Provavelmente deve ter tido seu momento de apogeu. Sua glória mercantilista.
Mas, com o tempo, acredito que acabou sofrendo o desgaste natural de um
comércio bairrista. Por causa da concorrência. Da modernidade invasiva e
avassaladora das grandes redes. Anos atrás, minha mãe conversou com essa amiga
e soube que ela pretendia passar o ponto pra frente. Creio que o negócio ficou
insustentável. A crise do país, o valor do aluguel, a folha de pagamento dos
funcionários e suponho o que seja ainda pior: a falta de clientes. Disse minha
mãe que ela tentou vender o estabelecimento para alguns grandes conglomerados
de drogarias, mas não recebeu nenhuma proposta satisfatória. Eis que,
recentemente, minha mãe me conta que soube por terceiros que essa amiga foi
obrigada a fechar as portas. Encerrou as atividades de um projeto no qual se
dedicou quase sua vida inteira. Entrou em bancarrota porque a conta não
fechava. Isso, pelo que se soube, pouquíssimo tempo antes do início da
pandemia.
O novo coronavírus é o principal responsável pela recessão
mundial. Colocou milhões de trabalhadores nas ruas. Quebrou o pequeno e
microempresário. Fez o número de desempregados dobrar aqui no país. Afundou as
contas públicas. Botou os fundos emergenciais no negativo. Colocou em colapso
vários setores da Economia, exceto um: medicamentos e derivados. Nos últimos
meses, nunca houve uma procura tão grande por remédios. Logo nos primeiros dias
de quarentena, faltava máscara e álcool gel nas farmácias. A cloroquina, até
então vendida sem prescrição médica, sumiu das prateleiras. Sabonete passou a
vender que nem água. Qualquer produto com promessas próximas do combate ao novo
vírus, como bactericidas em geral, tiveram seus estoques zerados. Vermífugos
então, nem se fala. As pessoas entram na loja pra fazer a compra do mês. A
farmácia passou a ser o porto seguro da sociedade. O verdadeiro shopping center
da cidade, que não precisou passar por um processo rigoroso de reabertura restritiva.

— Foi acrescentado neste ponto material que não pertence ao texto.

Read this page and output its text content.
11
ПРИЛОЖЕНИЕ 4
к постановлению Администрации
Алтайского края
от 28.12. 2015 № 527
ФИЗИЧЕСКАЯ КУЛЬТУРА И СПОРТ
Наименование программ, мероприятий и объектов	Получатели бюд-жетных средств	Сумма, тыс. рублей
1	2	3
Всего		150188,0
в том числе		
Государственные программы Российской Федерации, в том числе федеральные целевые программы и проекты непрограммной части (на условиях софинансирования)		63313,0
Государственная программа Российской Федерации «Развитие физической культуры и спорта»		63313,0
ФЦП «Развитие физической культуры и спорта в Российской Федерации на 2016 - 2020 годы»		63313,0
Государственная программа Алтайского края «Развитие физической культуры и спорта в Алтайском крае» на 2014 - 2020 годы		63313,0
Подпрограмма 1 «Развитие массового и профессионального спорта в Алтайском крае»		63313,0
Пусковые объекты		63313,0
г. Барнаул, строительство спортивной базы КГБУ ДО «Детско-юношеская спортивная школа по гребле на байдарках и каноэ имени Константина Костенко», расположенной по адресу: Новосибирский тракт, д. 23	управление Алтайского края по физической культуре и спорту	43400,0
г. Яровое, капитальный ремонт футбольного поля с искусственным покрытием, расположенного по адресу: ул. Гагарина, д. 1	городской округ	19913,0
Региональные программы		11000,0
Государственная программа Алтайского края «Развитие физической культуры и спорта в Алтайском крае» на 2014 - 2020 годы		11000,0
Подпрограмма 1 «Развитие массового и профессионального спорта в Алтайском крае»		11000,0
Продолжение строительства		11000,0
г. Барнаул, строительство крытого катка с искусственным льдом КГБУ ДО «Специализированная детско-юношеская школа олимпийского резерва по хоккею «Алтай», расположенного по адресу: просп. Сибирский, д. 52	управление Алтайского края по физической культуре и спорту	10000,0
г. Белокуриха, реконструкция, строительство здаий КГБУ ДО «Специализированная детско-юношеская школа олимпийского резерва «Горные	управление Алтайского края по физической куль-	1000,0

Empresários do ramo que dobraram seu faturamento mostraram ser maus empreendedores.
Na média, a maioria deles viu seu lucro quintuplicar. É o único segmento de mercado em que os donos estão rindo à toa. Os planos de expansão de seus
negócios não param de ser noticiados. Eu vejo na TV o rosto do Sidney Oliveira,
proprietário da Ultrafarma, mais do que do Jair Bolsonaro.
Nesse período de isolamento, pude observar e
aprender muita coisa, em especial uma: tem gente que é azarada pra caralho.